Judge Avrielle Maier-Frawley struck Democracy in Action’s urgent bid to stop acting chief justice Raymond Zondo from handing over the report from the roll.

Maier-Frawley said she would provide reasons for her order in writing to parties by no later than next Monday but added this was a self-created urgency and said Democracy in Action also failed to adhere to procedural requirements of practice directives of the court.

The merits of the case were not heard, but parties did put forward arguments on the urgency of the case.

Advocate Tembeka Ngcukaitobi, for the state capture commission, told the court that Democracy in Action was guilty of “self-created urgency” in trying to block the report being handed over. He labelled their case as reckless, frivolous and shoddy abuse of the urgency of the matter.

“This is pure political posturing. It was known since the beginning of the commission that the reports will be handed over to the president as mandated by the public protector’s report. The public protector made it clear that the report must be presented to the president,” Ngcukaitobi said.

Advocate Sizo Dlali argued in response that Democracy in Action was acting in the public interest and should not be punished for only approaching the court now. Dlali said Democracy in Action had tried numerous times to raise its objections with the handing of the report to Ramaphosa, as he had been implicated by witnesses during the hearings. 

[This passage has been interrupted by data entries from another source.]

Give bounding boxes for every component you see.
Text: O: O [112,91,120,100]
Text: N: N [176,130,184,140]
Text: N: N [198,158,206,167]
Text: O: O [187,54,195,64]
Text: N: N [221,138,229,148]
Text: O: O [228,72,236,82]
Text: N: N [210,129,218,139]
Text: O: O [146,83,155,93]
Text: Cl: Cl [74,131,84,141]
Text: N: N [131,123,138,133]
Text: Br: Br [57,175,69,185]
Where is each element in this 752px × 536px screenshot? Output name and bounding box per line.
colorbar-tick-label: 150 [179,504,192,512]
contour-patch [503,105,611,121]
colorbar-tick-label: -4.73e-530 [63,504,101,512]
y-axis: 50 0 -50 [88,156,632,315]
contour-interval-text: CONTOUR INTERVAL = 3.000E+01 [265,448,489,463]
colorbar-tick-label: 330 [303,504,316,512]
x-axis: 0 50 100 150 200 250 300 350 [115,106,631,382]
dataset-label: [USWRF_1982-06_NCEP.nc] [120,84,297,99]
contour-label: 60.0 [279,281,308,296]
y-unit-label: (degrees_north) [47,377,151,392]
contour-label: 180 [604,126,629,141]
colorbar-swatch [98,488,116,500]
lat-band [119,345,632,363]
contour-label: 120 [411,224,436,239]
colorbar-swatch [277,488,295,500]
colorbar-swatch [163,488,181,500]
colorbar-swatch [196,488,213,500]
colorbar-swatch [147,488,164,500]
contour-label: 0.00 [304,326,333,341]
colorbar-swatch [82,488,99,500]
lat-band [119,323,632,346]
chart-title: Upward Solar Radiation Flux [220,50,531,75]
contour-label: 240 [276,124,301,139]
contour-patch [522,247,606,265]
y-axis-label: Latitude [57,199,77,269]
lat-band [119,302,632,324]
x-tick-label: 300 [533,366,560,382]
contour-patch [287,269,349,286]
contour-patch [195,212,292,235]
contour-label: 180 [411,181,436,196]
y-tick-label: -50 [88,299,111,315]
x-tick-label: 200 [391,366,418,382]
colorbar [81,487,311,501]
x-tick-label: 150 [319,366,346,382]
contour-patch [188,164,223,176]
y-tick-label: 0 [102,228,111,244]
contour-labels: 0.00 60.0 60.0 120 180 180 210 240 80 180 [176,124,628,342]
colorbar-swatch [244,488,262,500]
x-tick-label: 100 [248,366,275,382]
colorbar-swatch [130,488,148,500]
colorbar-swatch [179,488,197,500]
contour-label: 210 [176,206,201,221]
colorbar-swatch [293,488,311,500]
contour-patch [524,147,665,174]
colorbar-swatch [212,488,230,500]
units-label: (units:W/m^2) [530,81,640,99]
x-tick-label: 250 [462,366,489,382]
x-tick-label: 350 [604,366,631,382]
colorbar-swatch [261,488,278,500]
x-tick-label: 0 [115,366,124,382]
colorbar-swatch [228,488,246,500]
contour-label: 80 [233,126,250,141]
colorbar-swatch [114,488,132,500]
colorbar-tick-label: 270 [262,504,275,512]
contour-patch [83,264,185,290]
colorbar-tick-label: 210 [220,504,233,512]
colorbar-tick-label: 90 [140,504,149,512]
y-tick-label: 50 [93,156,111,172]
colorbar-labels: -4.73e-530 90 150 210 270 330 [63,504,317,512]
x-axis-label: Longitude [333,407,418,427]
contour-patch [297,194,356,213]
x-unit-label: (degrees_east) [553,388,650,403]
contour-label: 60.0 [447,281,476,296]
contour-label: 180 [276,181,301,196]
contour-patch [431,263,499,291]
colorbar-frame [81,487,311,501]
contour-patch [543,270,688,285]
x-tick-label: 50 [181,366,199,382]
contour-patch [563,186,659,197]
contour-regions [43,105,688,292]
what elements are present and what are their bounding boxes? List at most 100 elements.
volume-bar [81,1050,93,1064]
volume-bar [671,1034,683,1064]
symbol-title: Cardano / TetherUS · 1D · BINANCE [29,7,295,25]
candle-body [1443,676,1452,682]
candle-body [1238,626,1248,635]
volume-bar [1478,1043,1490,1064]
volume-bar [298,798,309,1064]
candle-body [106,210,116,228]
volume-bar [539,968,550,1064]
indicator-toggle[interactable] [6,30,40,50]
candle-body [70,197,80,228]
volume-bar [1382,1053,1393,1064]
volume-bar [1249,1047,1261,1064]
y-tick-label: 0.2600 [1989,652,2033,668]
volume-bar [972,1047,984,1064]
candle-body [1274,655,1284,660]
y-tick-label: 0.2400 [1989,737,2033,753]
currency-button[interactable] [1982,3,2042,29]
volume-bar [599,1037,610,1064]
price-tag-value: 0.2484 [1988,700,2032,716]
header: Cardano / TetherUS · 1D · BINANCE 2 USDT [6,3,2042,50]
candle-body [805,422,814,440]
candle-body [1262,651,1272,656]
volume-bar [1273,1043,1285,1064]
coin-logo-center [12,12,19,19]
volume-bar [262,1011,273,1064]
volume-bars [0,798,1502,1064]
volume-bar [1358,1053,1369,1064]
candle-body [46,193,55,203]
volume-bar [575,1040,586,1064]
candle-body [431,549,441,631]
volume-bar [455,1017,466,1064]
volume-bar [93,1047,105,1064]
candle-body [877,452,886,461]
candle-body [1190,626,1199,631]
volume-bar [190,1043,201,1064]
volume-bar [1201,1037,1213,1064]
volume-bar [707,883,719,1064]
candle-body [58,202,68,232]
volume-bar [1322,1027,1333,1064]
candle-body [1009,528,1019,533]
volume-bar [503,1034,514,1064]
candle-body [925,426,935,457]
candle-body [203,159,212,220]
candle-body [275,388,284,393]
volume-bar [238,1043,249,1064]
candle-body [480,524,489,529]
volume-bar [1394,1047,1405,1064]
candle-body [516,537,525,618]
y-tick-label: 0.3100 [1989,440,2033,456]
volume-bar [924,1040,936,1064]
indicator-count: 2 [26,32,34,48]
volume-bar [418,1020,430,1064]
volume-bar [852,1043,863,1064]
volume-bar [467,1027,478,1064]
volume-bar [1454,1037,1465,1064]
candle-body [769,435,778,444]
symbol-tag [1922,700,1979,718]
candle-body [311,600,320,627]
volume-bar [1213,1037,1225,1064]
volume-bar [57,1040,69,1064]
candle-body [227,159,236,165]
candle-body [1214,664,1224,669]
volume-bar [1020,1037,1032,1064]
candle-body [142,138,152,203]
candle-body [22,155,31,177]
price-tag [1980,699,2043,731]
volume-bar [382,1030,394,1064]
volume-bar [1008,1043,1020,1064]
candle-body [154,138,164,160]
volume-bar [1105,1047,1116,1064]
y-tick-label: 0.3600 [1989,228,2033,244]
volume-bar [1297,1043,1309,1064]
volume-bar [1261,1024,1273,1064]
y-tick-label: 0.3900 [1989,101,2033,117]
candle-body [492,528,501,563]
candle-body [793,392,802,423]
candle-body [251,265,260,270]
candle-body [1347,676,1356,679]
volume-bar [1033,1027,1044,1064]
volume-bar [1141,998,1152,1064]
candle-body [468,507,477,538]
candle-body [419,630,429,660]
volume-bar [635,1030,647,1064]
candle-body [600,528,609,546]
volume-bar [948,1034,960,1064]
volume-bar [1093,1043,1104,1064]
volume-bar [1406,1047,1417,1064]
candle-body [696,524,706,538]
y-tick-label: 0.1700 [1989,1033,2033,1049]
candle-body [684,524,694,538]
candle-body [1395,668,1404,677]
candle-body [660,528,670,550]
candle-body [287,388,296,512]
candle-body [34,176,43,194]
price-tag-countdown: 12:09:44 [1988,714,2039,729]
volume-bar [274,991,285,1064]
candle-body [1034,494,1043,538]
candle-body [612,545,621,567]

Advocate Timothy Bruinders SC for Ramaphosa and deputy president David Mabusa, asked Maier-Frawley to strike the application from the roll, and award a special costs order because of the self-created urgency.

“What is lacking is the explanation why it took the applicants a year before it brought its application to the court. The timeline of events has always been public, this is a clear case of self-created urgency. It was always known that the report will be handed to the president,” Bruinders said.  

Bruinders told the court that Ramaphosa had already received an electronic copy of the first part of the report. “What the applicant is concerned with is that there are allegations which implicate the president. The allegations of state capture. The concern with those allegations must relate to the implementation of the recommendations of the report. That is something that can be dealt with later on,” Bruinders said. 

Ngcukaitobi also submitted that Ramaphosa was not receiving the report as an implicated party, but rather as the head of state.